Il faut se rendre à l’évidence. Le contexte politique actuel est surtout marqué par les faits suivants :
– l’avènement, à la tête du pays d’un nouveau pouvoir et d’une nouvelle dynamique incarnés par le duo Bassirou Diomaye Faye- Ousmane Sonko, respectivement Président de la République et Premier ministre ;
– la scission notée au sein de l’Alliance pour la République (Apr) de l’ex-président Macky Sall, désormais à couteaux tirés avec son ancien dernier Premier ministre Amadou Ba, candidat malheureux au scrutin présidentiel du 24 mars 2024 ;
– la dislocation de la grande coalition du pouvoir sortant, Benno Bokk Yaakar, avec l’Apr, le Ps et l’Afp de Moustapha Niasse, un des mammouths de la vie politique sénégalaise (il occupe des fonctions politiques depuis les années 1970) et des partis de la gauche (Pit, Ld) ;
. la descente aux enfers de grands partis hier considérés comme les mastodontes de la scène politique sénégalaise, le Parti socialiste des anciens présidents Senghor et Abdou Diouf et le Parti démocratique sénégalais (Pds) de l’ancien président Abdoulaye Wade.
Macky SALL traîne les boulets d’une mandatature débilitante
Le dernier mandat de Macky Sall a été particulièrement éprouvant pour la démocratie sénégalaise, le respect des droits et libertés des citoyens, la liberté de la presse, etc. Entre mars 2021 et mars 2024, plus de 80 personnes perdront la vie dans des manifestations sauvagement réprimées par le pouvoir, plus d’un millier d’arrestations, souvent arbitraires, seront opérés et les opposants au régime traqués et souvent violemment agressés par des milices armées par un pouvoir qui ne se fixait aucune limite.

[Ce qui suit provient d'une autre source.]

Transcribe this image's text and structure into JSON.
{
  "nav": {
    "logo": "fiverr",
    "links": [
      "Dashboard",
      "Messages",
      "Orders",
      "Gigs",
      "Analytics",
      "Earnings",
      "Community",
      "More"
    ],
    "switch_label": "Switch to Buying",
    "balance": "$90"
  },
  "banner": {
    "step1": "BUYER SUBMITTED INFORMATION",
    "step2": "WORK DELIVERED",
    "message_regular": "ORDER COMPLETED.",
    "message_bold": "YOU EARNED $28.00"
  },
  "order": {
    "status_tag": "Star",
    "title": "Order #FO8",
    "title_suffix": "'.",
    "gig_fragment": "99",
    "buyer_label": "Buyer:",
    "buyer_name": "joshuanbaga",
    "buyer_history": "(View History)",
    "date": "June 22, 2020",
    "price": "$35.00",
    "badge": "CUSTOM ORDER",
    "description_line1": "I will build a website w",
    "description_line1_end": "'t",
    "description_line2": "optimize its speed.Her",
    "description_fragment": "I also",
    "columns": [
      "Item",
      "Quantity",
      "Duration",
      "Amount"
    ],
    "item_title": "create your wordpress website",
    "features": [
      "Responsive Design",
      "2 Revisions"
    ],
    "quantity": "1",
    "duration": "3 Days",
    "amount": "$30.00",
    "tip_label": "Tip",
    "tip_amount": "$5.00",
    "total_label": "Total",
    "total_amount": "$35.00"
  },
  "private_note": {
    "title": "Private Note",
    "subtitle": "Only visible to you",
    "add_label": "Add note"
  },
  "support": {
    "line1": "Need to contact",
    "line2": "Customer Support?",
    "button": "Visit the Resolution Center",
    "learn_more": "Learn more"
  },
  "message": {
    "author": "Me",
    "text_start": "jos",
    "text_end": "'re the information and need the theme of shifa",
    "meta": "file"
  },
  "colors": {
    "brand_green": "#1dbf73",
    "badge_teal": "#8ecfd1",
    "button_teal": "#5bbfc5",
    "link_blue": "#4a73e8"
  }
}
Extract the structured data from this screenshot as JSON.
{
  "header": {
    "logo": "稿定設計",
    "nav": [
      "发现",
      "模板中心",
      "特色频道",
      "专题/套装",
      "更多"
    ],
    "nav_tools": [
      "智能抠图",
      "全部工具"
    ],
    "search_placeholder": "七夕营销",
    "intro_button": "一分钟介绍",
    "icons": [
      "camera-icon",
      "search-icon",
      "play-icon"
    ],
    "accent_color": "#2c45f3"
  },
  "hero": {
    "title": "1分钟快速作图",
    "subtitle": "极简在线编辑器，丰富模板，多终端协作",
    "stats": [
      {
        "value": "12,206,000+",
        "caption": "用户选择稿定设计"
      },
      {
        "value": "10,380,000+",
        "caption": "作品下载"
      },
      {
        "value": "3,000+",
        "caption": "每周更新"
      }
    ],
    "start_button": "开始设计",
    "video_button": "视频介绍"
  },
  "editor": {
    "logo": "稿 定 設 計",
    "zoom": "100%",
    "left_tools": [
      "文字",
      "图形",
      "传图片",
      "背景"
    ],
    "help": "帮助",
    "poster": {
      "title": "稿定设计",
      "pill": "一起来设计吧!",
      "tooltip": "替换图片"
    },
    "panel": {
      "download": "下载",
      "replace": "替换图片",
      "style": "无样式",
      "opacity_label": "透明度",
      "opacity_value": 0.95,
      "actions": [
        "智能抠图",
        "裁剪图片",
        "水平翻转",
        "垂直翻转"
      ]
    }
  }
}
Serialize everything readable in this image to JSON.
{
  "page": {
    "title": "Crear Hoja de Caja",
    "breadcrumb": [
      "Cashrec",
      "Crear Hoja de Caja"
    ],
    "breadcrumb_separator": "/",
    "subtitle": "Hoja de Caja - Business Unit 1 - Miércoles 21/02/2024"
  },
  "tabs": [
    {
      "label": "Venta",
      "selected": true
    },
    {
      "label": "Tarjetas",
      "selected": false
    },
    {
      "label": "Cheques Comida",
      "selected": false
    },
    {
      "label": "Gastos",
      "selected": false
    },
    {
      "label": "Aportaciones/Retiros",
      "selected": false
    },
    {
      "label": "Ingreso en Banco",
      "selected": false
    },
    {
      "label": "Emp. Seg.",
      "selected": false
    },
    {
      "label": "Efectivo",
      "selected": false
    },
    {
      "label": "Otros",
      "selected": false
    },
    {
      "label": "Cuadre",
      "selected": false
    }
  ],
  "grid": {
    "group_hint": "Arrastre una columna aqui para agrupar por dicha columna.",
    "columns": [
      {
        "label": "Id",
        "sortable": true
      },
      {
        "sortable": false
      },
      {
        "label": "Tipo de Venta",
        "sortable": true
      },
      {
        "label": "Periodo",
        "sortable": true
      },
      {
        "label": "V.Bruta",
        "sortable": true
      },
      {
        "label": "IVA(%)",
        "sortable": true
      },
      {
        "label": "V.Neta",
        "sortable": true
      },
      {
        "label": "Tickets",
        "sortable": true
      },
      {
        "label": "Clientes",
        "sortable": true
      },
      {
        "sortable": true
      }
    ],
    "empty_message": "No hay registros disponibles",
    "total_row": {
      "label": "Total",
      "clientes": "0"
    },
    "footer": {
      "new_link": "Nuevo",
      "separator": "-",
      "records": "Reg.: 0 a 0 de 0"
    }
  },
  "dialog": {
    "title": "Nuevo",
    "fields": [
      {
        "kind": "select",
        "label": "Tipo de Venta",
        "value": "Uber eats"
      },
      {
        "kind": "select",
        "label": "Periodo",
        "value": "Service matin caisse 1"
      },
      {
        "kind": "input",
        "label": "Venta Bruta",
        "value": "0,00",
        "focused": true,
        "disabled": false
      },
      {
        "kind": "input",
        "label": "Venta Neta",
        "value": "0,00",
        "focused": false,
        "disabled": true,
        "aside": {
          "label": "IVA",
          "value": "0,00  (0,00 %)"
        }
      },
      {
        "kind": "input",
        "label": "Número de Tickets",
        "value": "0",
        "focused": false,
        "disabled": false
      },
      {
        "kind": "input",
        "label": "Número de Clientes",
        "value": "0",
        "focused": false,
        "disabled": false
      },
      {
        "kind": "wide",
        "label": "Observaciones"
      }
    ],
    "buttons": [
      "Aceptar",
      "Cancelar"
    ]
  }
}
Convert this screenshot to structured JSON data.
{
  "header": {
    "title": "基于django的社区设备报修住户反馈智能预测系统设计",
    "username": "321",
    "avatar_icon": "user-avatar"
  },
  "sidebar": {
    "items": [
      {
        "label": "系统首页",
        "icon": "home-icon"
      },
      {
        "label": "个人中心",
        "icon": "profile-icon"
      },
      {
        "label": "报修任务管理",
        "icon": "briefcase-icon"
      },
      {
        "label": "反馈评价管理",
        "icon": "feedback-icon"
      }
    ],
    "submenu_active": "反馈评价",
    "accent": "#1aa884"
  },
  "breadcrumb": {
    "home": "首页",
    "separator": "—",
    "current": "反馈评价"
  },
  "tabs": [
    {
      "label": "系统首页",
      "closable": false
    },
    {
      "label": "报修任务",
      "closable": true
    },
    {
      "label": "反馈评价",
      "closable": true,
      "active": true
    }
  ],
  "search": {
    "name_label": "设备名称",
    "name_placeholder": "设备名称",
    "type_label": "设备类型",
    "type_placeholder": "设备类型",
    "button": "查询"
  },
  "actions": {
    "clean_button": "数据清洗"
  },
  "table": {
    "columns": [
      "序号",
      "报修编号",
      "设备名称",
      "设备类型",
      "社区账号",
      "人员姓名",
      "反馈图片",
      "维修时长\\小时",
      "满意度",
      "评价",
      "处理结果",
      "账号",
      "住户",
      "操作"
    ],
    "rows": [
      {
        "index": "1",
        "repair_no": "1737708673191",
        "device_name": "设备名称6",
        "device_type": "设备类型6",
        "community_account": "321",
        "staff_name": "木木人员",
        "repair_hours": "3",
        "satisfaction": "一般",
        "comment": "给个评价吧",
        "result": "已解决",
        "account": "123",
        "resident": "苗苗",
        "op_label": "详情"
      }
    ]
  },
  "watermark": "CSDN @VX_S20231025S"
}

Par un sursaut qualitatif, le 24 mars 2024, le peuple sénégalais élira, avec une confortable majorité, plus de 54% des suffrages, le président Bassirou Diomaye Faye, en détention pendant près d’un an, dix jours seulement auparavant ! En six mois d’exercice, malgré les nombreuses bombes à retardement placées sur son siège, il a su habilement manœuvrer pour d’une part, confirmer sa volonté de respecter les engagements tenus lors de la campagne électorale (dissolution du Haut conseil pour les collectivités locales – HCCT et du Conseil économique, social et environnemental-CESE notamment) et, d’autre part, poser les jalons d’une véritable reddition des comptes après une large concertation avec les acteurs de la justice et la société civile.
Récemment, le FMI a arbitré une polémique née de la déclaration du PM Ousmane Sonko qui expliquait l’écart entre les chiffres déclarés par le pouvoir sortant et la réalité des dossiers en cours, en lui donnant raison sur toute la ligne. Les procédures judiciaires intentées contre les anciens ministres et Directeurs généraux de sociétés publiques, sur la base de dossiers solides que l’ancien président avait placés sous son coude, démontrent à suffisance l’étendue des pillages économiques effectués sous le magistère de Macky Sall.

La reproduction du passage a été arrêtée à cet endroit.